I turned to the girl. She wasn’t making a sound and I feared she was dead, but when I pulled the body off her, she sat up. Her gonna was shredded, with the skirt torn off at her waist. She was covered with blood and other substances, and the condottiere had cut a deep crosslike mark into her thigh. She turned her agonized, tearstained face to me, and I could see that she was only about twelve or thirteen, in that middling age between childhood and youth, though her face already showed the breathtaking woman she would become. It was heart-shaped and delicately sculpted, with high cheekbones, large golden-flecked eyes bright with terror, and a wide pink-lipped mouth open in a silent scream. She seized the dagger from the hand of the headless soldier. I knew she meant to hurt herself. I grabbed it from her.

“Let me die,” she whimpered, and the anguish in her voice couldn’t hide its husky melody.

“No, no!” I told her. “You have to live. You will live. It seems like the end of everything, but it’s not. You’ll survive.”

“I’m not worthy of living. I’m nothing now,” she wept.

“Stop it,” I said sternly. “You’re alive, and plenty of people won’t be after today. Your town will need you. Your family will need you. You have to help them.” I looked around for the remains of her skirt, found it, and tore some long strips out of the fabric. “Your wound is deep, but not dangerously so. I’ll bind it. Watch for infection over the next few days.”

“How can there be days after today?” she cried.

“There just will be; time goes on,” I said. I looked at her carefully. “You go hide. I’ve got to see if there are other children I can help.”

“Aren’t you one of the condottieri?” she whispered. I shook my head. She said, “Other children, you’re right, they’ll need help, I’ll go with you to help them….”

“No! Hide! You can’t help anyone right now, and if you don’t hide, you’ll get hurt again. Hide in an alley or gutter, not in a building that can be torched.” I was done tearing strips of cloth and I took a deep breath and made my hands very gentle as I laid them on her leg. I closed my eyes and felt myself soften, hoping to invoke it, letting myself surrender to my pity for this child, and it started: the consolamentum, the sweet warm flow like clean water through my heart and out my arms. The girl quieted, stopped crying. When the consolamentum ended, I wrapped her leg. “This may hurt, but it’ll stop the bleeding.”

“They killed my father,” she said softly. “They were laughing. He was lying on the floor with his eyes so empty. I have no other family. There’s no one to give me a dowry, so I’ll never marry, and what man would want me now anyway? I’m damaged, soiled. I’m nothing now.”

“You can’t think that way,” I said hoarsely, tightening one of the cloth strips. I was sickened again by the cruelty with which grown men could treat a child.

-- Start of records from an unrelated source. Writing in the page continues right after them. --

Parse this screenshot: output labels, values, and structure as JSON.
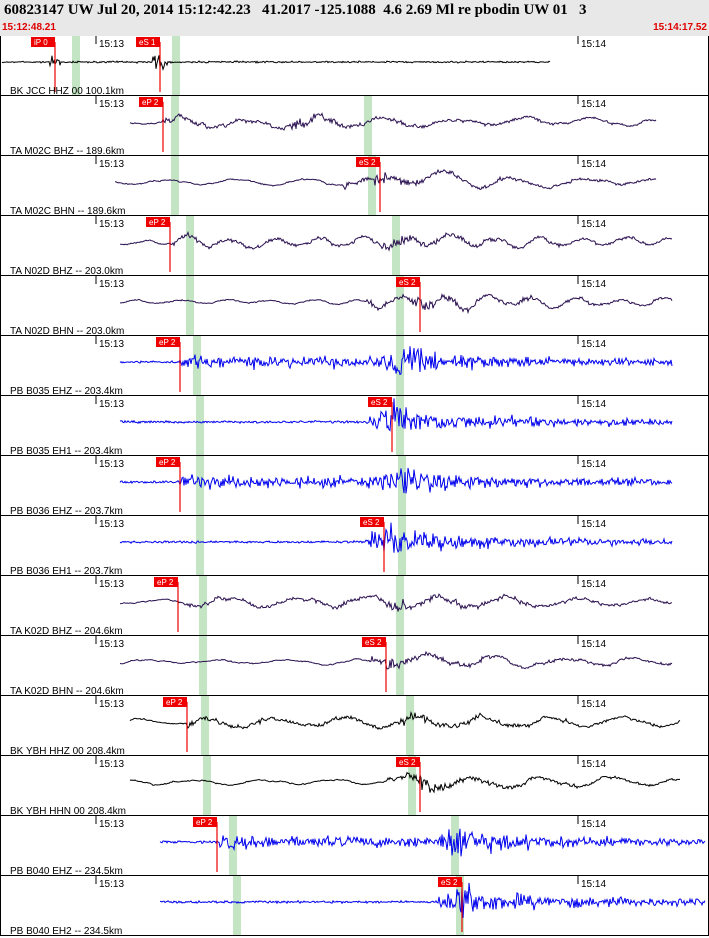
{
  "header": {
    "title": "60823147 UW Jul 20, 2014 15:12:42.23   41.2017 -125.1088  4.6 2.69 Ml re pbodin UW 01   3",
    "start_time": "15:12:48.21",
    "end_time": "15:14:17.52"
  },
  "colors": {
    "header_bg": "#e8e8e8",
    "time_red": "#e00000",
    "pick_red": "#ee0000",
    "window_green": "#b8e0b8",
    "bh_trace": "#2a1050",
    "eh_trace": "#0000ee",
    "hh_trace": "#000000"
  },
  "chart_data": {
    "type": "line",
    "title": "60823147 UW Jul 20, 2014 15:12:42.23   41.2017 -125.1088  4.6 2.69 Ml re pbodin UW 01   3",
    "xlabel": "",
    "ylabel": "",
    "x_start": "15:12:48.21",
    "x_end": "15:14:17.52",
    "ticks": [
      "15:13",
      "15:14"
    ],
    "traces": [
      {
        "label": "BK JCC HHZ 00 100.1km",
        "color": "#000000",
        "kind": "jcc",
        "picks": [
          "iP 0",
          "eS 1"
        ],
        "onset": 0.15,
        "spike": 0.34,
        "end": 0.78
      },
      {
        "label": "TA M02C BHZ -- 189.6km",
        "color": "#2a1050",
        "kind": "long",
        "picks": [
          "eP 2"
        ],
        "onset": 0.23,
        "spike": 0.53,
        "end": 0.93
      },
      {
        "label": "TA M02C BHN -- 189.6km",
        "color": "#2a1050",
        "kind": "long",
        "picks": [
          "eS 2"
        ],
        "onset": 0.23,
        "spike": 0.53,
        "end": 0.93
      },
      {
        "label": "TA N02D BHZ -- 203.0km",
        "color": "#2a1050",
        "kind": "medium",
        "picks": [
          "eP 2"
        ],
        "onset": 0.24,
        "spike": 0.56,
        "end": 0.95
      },
      {
        "label": "TA N02D BHN -- 203.0km",
        "color": "#2a1050",
        "kind": "medium",
        "picks": [
          "eS 2"
        ],
        "onset": 0.24,
        "spike": 0.56,
        "end": 0.95
      },
      {
        "label": "PB B035 EHZ -- 203.4km",
        "color": "#0000ee",
        "kind": "hf",
        "picks": [
          "eP 2"
        ],
        "onset": 0.26,
        "spike": 0.55,
        "end": 0.95
      },
      {
        "label": "PB B035 EH1 -- 203.4km",
        "color": "#0000ee",
        "kind": "hf",
        "picks": [
          "eS 2"
        ],
        "onset": 0.26,
        "spike": 0.55,
        "end": 0.95
      },
      {
        "label": "PB B036 EHZ -- 203.7km",
        "color": "#0000ee",
        "kind": "hf",
        "picks": [
          "eP 2"
        ],
        "onset": 0.26,
        "spike": 0.55,
        "end": 0.95
      },
      {
        "label": "PB B036 EH1 -- 203.7km",
        "color": "#0000ee",
        "kind": "hf",
        "picks": [
          "eS 2"
        ],
        "onset": 0.26,
        "spike": 0.55,
        "end": 0.95
      },
      {
        "label": "TA K02D BHZ -- 204.6km",
        "color": "#2a1050",
        "kind": "long",
        "picks": [
          "eP 2"
        ],
        "onset": 0.26,
        "spike": 0.55,
        "end": 0.95
      },
      {
        "label": "TA K02D BHN -- 204.6km",
        "color": "#2a1050",
        "kind": "long",
        "picks": [
          "eS 2"
        ],
        "onset": 0.26,
        "spike": 0.55,
        "end": 0.95
      },
      {
        "label": "BK YBH HHZ 00 208.4km",
        "color": "#000000",
        "kind": "long",
        "picks": [
          "eP 2"
        ],
        "onset": 0.27,
        "spike": 0.58,
        "end": 0.96
      },
      {
        "label": "BK YBH HHN 00 208.4km",
        "color": "#000000",
        "kind": "long",
        "picks": [
          "eS 2"
        ],
        "onset": 0.27,
        "spike": 0.58,
        "end": 0.96
      },
      {
        "label": "PB B040 EHZ -- 234.5km",
        "color": "#0000ee",
        "kind": "hf",
        "picks": [
          "eP 2"
        ],
        "onset": 0.31,
        "spike": 0.64,
        "end": 1.0
      },
      {
        "label": "PB B040 EH2 -- 234.5km",
        "color": "#0000ee",
        "kind": "hf",
        "picks": [
          "eS 2"
        ],
        "onset": 0.31,
        "spike": 0.64,
        "end": 1.0
      }
    ]
  }
}
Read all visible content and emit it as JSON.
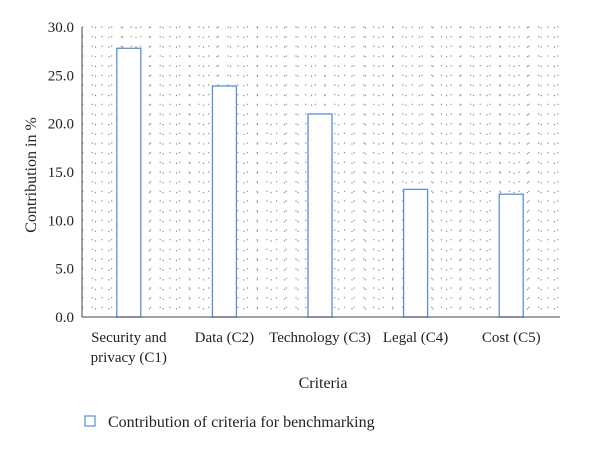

“My life doesn’t mean anything, with no parents, and now like this, and it hurt so bad, what they did to me!” She scrunched her narrow shoulders together and cradled her head in her arms. She had a thick mass of soft dark hair, but as she turned her head and sunlight caught her hair, I saw that it wasn’t black at all. Her hair was a variegated chestnut color, tousled through with rich red, umber, black, and even gold strands. I’d never seen anything like it.

“Your life can mean anything you want it to,” I said fiercely. “You are not what has been done to you, you’re more than that! There’ll be work here in Volterra, rebuilding the city. Helping other children and women. Concentrate on that, on helping them. That will get you through!” She nodded, but her face was so waxy and bruised with pain that I didn’t know if she heard me. I was done wrapping the wound and I leaned back. “Hide somewhere safe—you know the good hiding places, children always do—don’t come out for any reason until you hear the condottieri marching out of Volterra!” She scrabbled up onto her hands and knees and then up onto her feet. She swayed, looked down, and covered her nudity with her hands. I stripped off my blue lucco and gave it to her, and she slipped the tunic on over her head.